In order to identify the beneficial effects of FGF-21 on blood vessels, histopathologal changes were detected using H&E and immunohistochemical staining in the rat model of atherosclerosis. The data showed that the unit area of atherosclerotic plaques was significantly lower, compared with the model and atorvastatin groups (Fig. 3A). The blood velocity increased following FGF-21 treatment (Fig. 3B) and, as shown in Fig. 3C, adipocytes were decreased following FGF-21 treatment. There were marked pathological changes to the normal functioning in the aortas of the rats with atherosclerosis following FGF-21 treatment, compared with PBS and atorvastatin (Fig. 3D). Taken together, these findings suggested that FGF-21 treatment led to a visible decrease in pathological changes, including the vessel walls and atherosclerotic plaques, in rats with atherosclerosis.

NF-κB is a crucial regulator in inflammatory responses, which controls the expression of several genes involved in atherogenesis (28). In the present study, the associations between FGF-21 and the NF-κB signaling pathway were analyzed in rats with atherosclerosis. It was observed that FGF-21 inhibited the nuclear import of activated NF-κB (p65) in the vascular endothelial cells of the experimental rats (Fig. 4A). The data indicated that FGF-21 inhibited the activation of NF-κB in vascular cells isolated from rats with atherosclerosis (Fig. 4B). In addition, it was found that FGF-21 treatment decreased the expression levels of anti-inflammatory genes involved in the NF-κB signaling pathway, including Ccl2, Ccl5, Icam1 and TNFα, determined using RT-qPCR analysis (Fig. 4C). The potential benefits of FGF-21 were also examined, which revealed marked NF-κB inactivation in the FGF-21-treated rats (Fig. 4D). Taken together, it was concluded that FGF-21 improved atherosclerosis via the NF-κB signaling pathway.

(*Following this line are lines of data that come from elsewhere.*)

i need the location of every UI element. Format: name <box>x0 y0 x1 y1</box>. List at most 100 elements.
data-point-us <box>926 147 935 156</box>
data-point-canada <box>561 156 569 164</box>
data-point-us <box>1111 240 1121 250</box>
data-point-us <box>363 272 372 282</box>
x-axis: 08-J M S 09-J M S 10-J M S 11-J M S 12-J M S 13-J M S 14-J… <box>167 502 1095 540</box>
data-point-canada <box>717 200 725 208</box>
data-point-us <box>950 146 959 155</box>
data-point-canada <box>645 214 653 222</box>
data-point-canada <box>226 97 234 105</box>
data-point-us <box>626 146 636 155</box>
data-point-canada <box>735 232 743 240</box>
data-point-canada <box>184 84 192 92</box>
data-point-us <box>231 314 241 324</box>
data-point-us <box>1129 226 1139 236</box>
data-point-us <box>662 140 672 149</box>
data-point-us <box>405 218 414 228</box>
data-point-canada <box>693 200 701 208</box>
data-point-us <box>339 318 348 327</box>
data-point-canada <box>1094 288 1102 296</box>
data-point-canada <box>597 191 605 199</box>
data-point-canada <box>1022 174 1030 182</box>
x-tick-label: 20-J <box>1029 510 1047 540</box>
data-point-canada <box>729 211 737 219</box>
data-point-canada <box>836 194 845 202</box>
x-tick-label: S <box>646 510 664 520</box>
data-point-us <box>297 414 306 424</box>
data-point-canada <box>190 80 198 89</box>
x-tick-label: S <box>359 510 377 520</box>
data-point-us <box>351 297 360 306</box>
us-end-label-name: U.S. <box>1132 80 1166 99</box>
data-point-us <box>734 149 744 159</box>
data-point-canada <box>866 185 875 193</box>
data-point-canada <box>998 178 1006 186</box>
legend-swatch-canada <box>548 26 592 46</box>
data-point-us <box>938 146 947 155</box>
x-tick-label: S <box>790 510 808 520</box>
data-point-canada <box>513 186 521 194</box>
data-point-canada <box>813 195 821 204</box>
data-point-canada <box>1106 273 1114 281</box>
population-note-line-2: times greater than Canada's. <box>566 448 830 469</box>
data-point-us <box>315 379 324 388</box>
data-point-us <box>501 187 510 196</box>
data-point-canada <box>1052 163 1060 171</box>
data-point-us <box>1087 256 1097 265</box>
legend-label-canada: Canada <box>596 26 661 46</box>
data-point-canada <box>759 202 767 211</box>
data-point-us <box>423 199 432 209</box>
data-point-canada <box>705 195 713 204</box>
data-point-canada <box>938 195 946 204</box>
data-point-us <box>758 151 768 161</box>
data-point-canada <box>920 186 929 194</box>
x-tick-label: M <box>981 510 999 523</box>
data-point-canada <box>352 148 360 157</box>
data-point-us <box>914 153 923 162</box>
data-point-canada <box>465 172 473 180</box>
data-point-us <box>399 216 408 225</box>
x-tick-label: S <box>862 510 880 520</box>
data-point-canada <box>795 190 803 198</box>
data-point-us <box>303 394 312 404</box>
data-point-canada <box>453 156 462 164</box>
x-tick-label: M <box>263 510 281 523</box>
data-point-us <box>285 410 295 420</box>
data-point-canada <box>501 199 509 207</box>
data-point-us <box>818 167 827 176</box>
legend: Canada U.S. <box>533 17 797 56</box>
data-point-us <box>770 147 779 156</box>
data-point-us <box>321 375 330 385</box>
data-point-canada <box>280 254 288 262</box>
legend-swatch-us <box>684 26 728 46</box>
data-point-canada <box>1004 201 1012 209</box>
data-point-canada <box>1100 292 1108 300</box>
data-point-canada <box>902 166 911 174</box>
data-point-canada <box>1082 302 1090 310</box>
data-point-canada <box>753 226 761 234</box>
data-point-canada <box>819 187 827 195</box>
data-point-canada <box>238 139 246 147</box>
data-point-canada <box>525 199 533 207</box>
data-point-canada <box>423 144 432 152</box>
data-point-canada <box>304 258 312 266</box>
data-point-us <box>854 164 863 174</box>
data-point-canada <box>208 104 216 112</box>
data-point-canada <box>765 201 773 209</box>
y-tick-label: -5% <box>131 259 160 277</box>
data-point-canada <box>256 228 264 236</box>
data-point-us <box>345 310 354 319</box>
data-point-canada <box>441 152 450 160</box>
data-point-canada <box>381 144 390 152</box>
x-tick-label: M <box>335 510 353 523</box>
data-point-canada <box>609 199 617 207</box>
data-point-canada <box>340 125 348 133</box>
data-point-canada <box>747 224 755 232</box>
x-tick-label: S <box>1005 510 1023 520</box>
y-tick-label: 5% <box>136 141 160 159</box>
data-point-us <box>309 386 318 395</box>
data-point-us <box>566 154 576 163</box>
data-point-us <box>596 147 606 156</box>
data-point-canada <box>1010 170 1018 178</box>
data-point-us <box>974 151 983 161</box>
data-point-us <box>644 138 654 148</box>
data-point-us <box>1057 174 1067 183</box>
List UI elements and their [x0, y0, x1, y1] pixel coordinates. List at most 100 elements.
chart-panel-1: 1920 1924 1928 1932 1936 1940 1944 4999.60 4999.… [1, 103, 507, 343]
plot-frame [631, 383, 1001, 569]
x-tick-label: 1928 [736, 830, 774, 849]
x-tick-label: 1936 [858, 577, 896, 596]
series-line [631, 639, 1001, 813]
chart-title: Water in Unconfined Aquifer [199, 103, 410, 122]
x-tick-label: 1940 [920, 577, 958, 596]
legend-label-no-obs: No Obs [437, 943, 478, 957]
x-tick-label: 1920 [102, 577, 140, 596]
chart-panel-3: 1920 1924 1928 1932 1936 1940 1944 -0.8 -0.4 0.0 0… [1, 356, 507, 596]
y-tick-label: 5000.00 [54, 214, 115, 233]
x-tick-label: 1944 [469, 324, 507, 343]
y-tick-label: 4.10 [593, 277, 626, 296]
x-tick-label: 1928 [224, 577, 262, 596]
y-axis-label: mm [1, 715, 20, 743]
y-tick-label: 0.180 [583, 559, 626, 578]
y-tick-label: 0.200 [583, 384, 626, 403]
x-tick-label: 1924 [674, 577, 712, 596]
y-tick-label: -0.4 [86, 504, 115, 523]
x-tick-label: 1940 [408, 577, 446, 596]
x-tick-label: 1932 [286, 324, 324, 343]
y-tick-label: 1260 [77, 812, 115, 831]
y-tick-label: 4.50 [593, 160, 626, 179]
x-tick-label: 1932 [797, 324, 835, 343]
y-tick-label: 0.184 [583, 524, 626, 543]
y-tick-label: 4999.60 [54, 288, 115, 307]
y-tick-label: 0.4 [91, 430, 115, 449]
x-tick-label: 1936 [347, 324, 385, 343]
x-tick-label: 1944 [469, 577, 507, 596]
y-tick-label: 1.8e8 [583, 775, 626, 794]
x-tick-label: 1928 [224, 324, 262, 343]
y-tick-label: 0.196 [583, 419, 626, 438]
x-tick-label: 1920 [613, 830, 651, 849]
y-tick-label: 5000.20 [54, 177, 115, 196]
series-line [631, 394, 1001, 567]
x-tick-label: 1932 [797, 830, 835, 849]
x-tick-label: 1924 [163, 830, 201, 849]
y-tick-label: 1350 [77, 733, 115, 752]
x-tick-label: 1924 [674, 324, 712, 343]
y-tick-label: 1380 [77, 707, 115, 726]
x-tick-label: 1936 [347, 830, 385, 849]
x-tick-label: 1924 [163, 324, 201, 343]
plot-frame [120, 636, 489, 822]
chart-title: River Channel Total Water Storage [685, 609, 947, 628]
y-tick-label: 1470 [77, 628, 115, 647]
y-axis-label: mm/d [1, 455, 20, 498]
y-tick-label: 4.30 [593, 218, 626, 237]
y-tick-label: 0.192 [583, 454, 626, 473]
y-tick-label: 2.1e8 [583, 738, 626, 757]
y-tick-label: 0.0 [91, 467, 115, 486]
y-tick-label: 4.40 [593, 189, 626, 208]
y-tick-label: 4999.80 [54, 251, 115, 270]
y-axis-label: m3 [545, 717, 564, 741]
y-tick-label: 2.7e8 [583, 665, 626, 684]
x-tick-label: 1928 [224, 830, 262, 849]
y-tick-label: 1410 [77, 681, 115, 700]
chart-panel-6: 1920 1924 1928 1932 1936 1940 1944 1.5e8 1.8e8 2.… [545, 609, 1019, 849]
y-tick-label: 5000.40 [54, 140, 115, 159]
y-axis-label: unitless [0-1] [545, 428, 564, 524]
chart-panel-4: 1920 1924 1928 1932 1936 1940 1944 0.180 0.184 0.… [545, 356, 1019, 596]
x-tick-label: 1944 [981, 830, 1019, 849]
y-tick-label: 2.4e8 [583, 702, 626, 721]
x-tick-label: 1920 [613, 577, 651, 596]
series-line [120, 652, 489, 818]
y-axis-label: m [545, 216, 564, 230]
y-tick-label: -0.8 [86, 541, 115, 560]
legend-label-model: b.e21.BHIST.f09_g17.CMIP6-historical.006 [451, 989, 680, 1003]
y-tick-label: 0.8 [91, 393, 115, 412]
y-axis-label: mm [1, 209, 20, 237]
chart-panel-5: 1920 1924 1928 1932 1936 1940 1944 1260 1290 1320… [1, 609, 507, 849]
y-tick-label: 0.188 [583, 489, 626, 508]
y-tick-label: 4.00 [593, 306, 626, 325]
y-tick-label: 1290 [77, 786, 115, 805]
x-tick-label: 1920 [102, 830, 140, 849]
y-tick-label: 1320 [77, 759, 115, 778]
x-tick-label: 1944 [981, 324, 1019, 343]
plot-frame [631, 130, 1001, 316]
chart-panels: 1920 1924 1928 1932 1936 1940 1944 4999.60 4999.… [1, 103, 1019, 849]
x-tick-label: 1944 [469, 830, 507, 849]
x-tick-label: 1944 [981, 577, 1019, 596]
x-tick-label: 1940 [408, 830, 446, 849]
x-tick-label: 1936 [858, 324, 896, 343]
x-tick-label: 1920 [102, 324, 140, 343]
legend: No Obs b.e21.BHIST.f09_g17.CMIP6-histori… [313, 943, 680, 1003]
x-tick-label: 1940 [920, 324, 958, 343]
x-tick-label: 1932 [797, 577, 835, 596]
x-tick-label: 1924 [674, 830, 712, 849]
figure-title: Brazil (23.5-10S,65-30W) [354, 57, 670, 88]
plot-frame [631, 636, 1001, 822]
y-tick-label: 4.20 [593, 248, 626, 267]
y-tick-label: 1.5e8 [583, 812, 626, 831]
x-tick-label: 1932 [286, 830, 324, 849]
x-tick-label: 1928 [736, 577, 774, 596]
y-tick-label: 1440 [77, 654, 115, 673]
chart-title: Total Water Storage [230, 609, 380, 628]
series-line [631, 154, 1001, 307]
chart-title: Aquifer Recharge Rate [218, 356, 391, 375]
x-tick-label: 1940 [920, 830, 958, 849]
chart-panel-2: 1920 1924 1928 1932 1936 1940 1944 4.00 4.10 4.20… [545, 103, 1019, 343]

Further confirming the effects of FGF-21 treatment on rats with atherosclerosis, the data obtained showed that lesion size was reduced by FGF-21 treatment, in addition to a significant decrease in the number of macrophages within the atherosclerotic plaques (Fig. 5A). Regression analysis revealed a correlation of macrophage content with lesion area (r=0.724; P=0.0042) and NF-κB staining (r=0.746; P=0.0031) in the experimental model, indicating a higher inflammatory component in larger lesions. It was also observed that pro-inflammatory M1 and anti-inflammatory M2 were increased in the plaques of the FGF-21-treated rats (Fig. 5B). The results of immunofluorescence demonstrated a higher relative collagen and vascular smooth muscle cell (VSMC) content in the aortic lesions of the FGF-21-treated rats, compared with the PBS and atorvastatin groups (Fig. 5C). Furthermore, superoxide generation in the aortic root region of the experimental animals was analyzed using DHE staining. As demonstrated in Fig. 5D, FGF-21 treatment reduced the number of DHE-labeled nuclei in the plaques, suggesting that FGF-21 treatment inhibited oxidative stress through the NF-κB signaling pathway. Taken together, these data suggested that FGF-21 mediated inflammation and oxidative stress through the NF-κB signaling pathway in rats with atherosclerosis, which may be a potential drug candidate for the treatment of atherosclerosis.